Part 1 of a multi-part series.

It is well known that ML Engineers today spend most of their time doing things that do not have a lot to do with machine learning. They spend time working on technically unsophisticated but important things like deployment of models, keeping track of experiments, etc.—operations. Atul and I dive into the reasons behind the status quo and propose solutions, starting with issues to do with on-device deployments. 

Performance on Device

The deployment of on-device models is complicated by the fact that the infrastructure used for training is different from what is used for production. This leads to many tedious rollbacks. 

The underlying problem is missing data. We are missing data on the latency in prediction, which is a function of i/o latency and the time taken to compute. One way to impute the missing data is to build a model that predicts latency based on various features of the deployed model. Given many companies have gone through thousands of deployments and rollbacks, there is rich data to learn from. Another is to directly measure the time with ‘shadow deployments—performance on redundant chips colocated with the production chip and getting exactly the same data at about the same time (a small lag in passing on the data to the redundant chips is just fine as we can start the clock at a different time).  

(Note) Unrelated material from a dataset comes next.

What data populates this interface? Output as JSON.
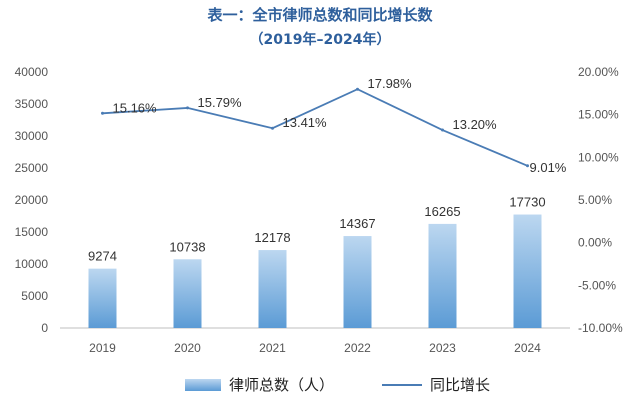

Predicting latency given a model and deployment architecture solves the problem of deploying reliably. It doesn’t solve the problem of how to improve the performance of the system given a model. To improve the production performance of ML systems, companies need to analyze the data, e.g., compute the correlation between load on the edge server and latency, and generate additional data by experimenting with various easily modifiable parts of the system, e.g., increasing capacity of the edge server, etc. (If you are a cloud service provider like AWS, you can learn from all the combinations of infrastructure that exist to predict latency for various architectures given a model and propose solutions to the customer.)

There is plausibly also a need for a service that helps companies decide which chip is optimal for deployment. One solution to the problem is MLPerf.org as a service— a service that provides data on the latency of a model on different chips.